It’s an old debating ploy to overstate your opponent’s position to prove how unreasonable the adversary is. Those challenging the Knesset’s recently passed law on the reasonableness standard – the validity of which is now before the High Court – claim that the law cancels all judicial authority to review executive action.
Uriel Lynn is an Israeli lawyer and former MK who served as chairman of the Knesset Constitution, Law, and Justice Committee from 1988 to 1992, and holds a master’s degree from Berkeley Law School. He declares in The Jerusalem Post, in a September 24 opinion piece, that the law deprives Israeli courts of “any authority to assess acts of the executive branch.”
The law does no such thing. It bars courts from nullifying certain executive actions if there is no reason other than the court’s view that the action is “unreasonable.” In this respect, the law mirrors a limitation that is familiar to any student – as Lynn once was – of the American judicial system.

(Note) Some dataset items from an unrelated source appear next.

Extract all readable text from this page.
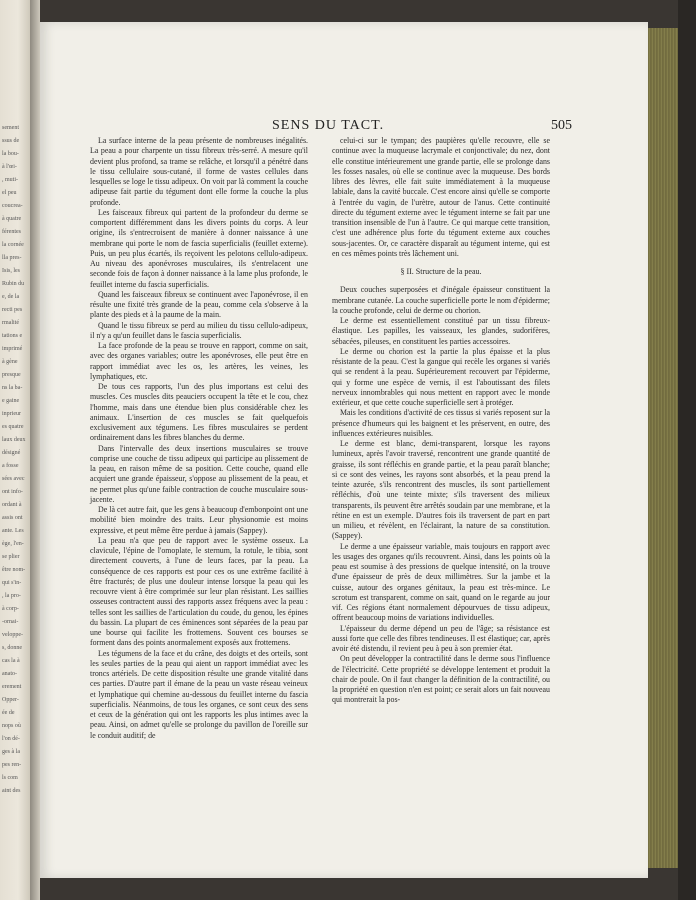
sement
ssus de
la bou-
à l'œi-
, muti-
el peu
coucrea-
à quatre
férentes
la cornée
lla pres-
Isis, les
Rubin du
e, de la
recti pes
rmalité
tations e
imprimé
à gène
presque
ns la ba-
e gaine
inprieur
es quatre
laux deux
désigné
a fosse
sées avec
ont info-
ordant à
assis ont
ante. Les
ège, l'en-
se plier
être nom-
qui s'in-
, la pro-
à corp-
-ornai-
veloppe-
s, donne
cas la à
anato-
erement
Opper-
ée de
nops où
l'on dé-
ges à la
pes ren-
ls com
aint des
SENS DU TACT.	505

La surface interne de la peau présente de nombreuses inégalités. La peau a pour charpente un tissu fibreux très-serré. A mesure qu'il devient plus profond, sa trame se relâche, et lorsqu'il a pénétré dans le tissu cellulaire sous-cutané, il forme de vastes cellules dans lesquelles se loge le tissu adipeux. On voit par là comment la couche adipeuse fait partie du tégument dont elle forme la couche la plus profonde.

Les faisceaux fibreux qui partent de la profondeur du derme se comportent différemment dans les divers points du corps. A leur origine, ils s'entrecroisent de manière à donner naissance à une membrane qui porte le nom de fascia superficialis (feuillet externe). Puis, un peu plus écartés, ils reçoivent les pelotons cellulo-adipeux. Au niveau des aponévroses musculaires, ils s'entrelacent une seconde fois de façon à donner naissance à la lame plus profonde, le feuillet interne du fascia superficialis.

Quand les faisceaux fibreux se continuent avec l'aponévrose, il en résulte une fixité très grande de la peau, comme cela s'observe à la plante des pieds et à la paume de la main.

Quand le tissu fibreux se perd au milieu du tissu cellulo-adipeux, il n'y a qu'un feuillet dans le fascia superficialis.

La face profonde de la peau se trouve en rapport, comme on sait, avec des organes variables; outre les aponévroses, elle peut être en rapport immédiat avec les os, les artères, les veines, les lymphatiques, etc.

De tous ces rapports, l'un des plus importans est celui des muscles. Ces muscles dits peauciers occupent la tête et le cou, chez l'homme, mais dans une étendue bien plus considérable chez les animaux. L'insertion de ces muscles se fait quelquefois exclusivement aux tégumens. Les fibres musculaires se perdent ordinairement dans les fibres blanches du derme.

Dans l'intervalle des deux insertions musculaires se trouve comprise une couche de tissu adipeux qui participe au plissement de la peau, en raison même de sa position. Cette couche, quand elle acquiert une grande épaisseur, s'oppose au plissement de la peau, et ne permet plus qu'une faible contraction de couche musculaire sous-jacente.

De là cet autre fait, que les gens à beaucoup d'embonpoint ont une mobilité bien moindre des traits. Leur physionomie est moins expressive, et peut même être perdue à jamais (Sappey).

La peau n'a que peu de rapport avec le système osseux. La clavicule, l'épine de l'omoplate, le sternum, la rotule, le tibia, sont directement couverts, à l'une de leurs faces, par la peau. La conséquence de ces rapports est pour ces os une extrême facilité à être fracturés; de plus une douleur intense lorsque la peau qui les recouvre vient à être comprimée sur leur plan résistant. Les saillies osseuses contractent aussi des rapports assez fréquens avec la peau : telles sont les saillies de l'articulation du coude, du genou, les épines du bassin. La plupart de ces éminences sont séparées de la peau par une bourse qui facilite les frottemens. Souvent ces bourses se forment dans des points anormalement exposés aux frottemens.

Les tégumens de la face et du crâne, des doigts et des orteils, sont les seules parties de la peau qui aient un rapport immédiat avec les troncs artériels. De cette disposition résulte une grande vitalité dans ces parties. D'autre part il émane de la peau un vaste réseau veineux et lymphatique qui chemine au-dessous du feuillet interne du fascia superficialis. Néanmoins, de tous les organes, ce sont ceux des sens et ceux de la génération qui ont les rapports les plus intimes avec la peau. Ainsi, on admet qu'elle se prolonge du pavillon de l'oreille sur le conduit auditif; de

celui-ci sur le tympan; des paupières qu'elle recouvre, elle se continue avec la muqueuse lacrymale et conjonctivale; du nez, dont elle constitue intérieurement une grande partie, elle se prolonge dans les fosses nasales, où elle se continue avec la muqueuse. Des bords libres des lèvres, elle fait suite immédiatement à la muqueuse labiale, dans la cavité buccale. C'est encore ainsi qu'elle se comporte à l'entrée du vagin, de l'urètre, autour de l'anus. Cette continuité directe du tégument externe avec le tégument interne se fait par une transition insensible de l'un à l'autre. Ce qui marque cette transition, c'est une adhérence plus forte du tégument externe aux couches sous-jacentes. Or, ce caractère disparaît au tégument interne, qui est en ces mêmes points très lâchement uni.

§ II. Structure de la peau.

Deux couches superposées et d'inégale épaisseur constituent la membrane cutanée. La couche superficielle porte le nom d'épiderme; la couche profonde, celui de derme ou chorion.

Le derme est essentiellement constitué par un tissu fibreux-élastique. Les papilles, les vaisseaux, les glandes, sudorifères, sébacées, pileuses, en constituent les parties accessoires.

Le derme ou chorion est la partie la plus épaisse et la plus résistante de la peau. C'est la gangue qui recèle les organes si variés qui se rendent à la peau. Supérieurement recouvert par l'épiderme, qui y forme une espèce de vernis, il est l'aboutissant des filets nerveux innombrables qui nous mettent en rapport avec le monde extérieur, et que cette couche superficielle sert à protéger.

Mais les conditions d'activité de ces tissus si variés reposent sur la présence d'humeurs qui les baignent et les préservent, en outre, des influences extérieures nuisibles.

Le derme est blanc, demi-transparent, lorsque les rayons lumineux, après l'avoir traversé, rencontrent une grande quantité de graisse, ils sont réfléchis en grande partie, et la peau paraît blanche; si ce sont des veines, les rayons sont absorbés, et la peau prend la teinte azurée, s'ils rencontrent des muscles, ils sont partiellement réfléchis, d'où une teinte mixte; s'ils traversent des milieux transparents, ils peuvent être arrêtés soudain par une membrane, et la rétine en est un exemple. D'autres fois ils traversent de part en part un milieu, et révèlent, en l'éclairant, la nature de sa constitution. (Sappey).

Le derme a une épaisseur variable, mais toujours en rapport avec les usages des organes qu'ils recouvrent. Ainsi, dans les points où la peau est soumise à des pressions de quelque intensité, on la trouve d'une épaisseur de près de deux millimètres. Sur la jambe et la cuisse, autour des organes génitaux, la peau est très-mince. Le scrotum est transparent, comme on sait, quand on le regarde au jour vif. Ces régions étant normalement dépourvues de tissu adipeux, offrent beaucoup moins de variations individuelles.

L'épaisseur du derme dépend un peu de l'âge; sa résistance est aussi forte que celle des fibres tendineuses. Il est élastique; car, après avoir été distendu, il revient peu à peu à son premier état.

On peut développer la contractilité dans le derme sous l'influence de l'électricité. Cette propriété se développe lentement et produit la chair de poule. On il faut changer la définition de la contractilité, ou la propriété en question n'en est point; ce serait alors un fait nouveau qui montrerait la pos-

A limitation familiar to the US judicial system
Lynn predicts that application of the new Basic Law legislation “will lead to a deterioration of the civil service” in Israel because it “allows ministers to feel free in appointing civil servants from within their party.” In the US, the executive’s appointment of high-ranking civil servants from the ranks of the majority party is routine. Courts may not interfere in these executive decisions, and any lawsuit challenging such an appointment would be tossed immediately as raising a “political question” that is beyond the court’s authority.
Lynn proves his point by citing the improvident decision of an Israeli transportation minister who refused to make safety belts obligatory as if the only reason to challenge that poor decision was its “unreasonableness.” In the US, a lawsuit invoking a federal statute or challenging the decision as inconsistent with the Administrative Procedure Act is available. No trial court would expect an appellate court to approve a ruling declaring safety belts mandatory because it would be “unreasonable” not to require them.
The reasonableness law does not, as Lynn asserts, place governmental and ministerial decisions “above criticism” and create “a form of tyranny.”
The only “tyranny” it prevents is that of judges who believe that their own standard of “reasonableness” is superior to that of the democratically elected executive and legislature.
The writer is a Washington, DC, lawyer with a home in Jerusalem. He has argued 28 cases in the United States Supreme Court and has taught at leading US law schools including Harvard, Columbia, and Georgetown.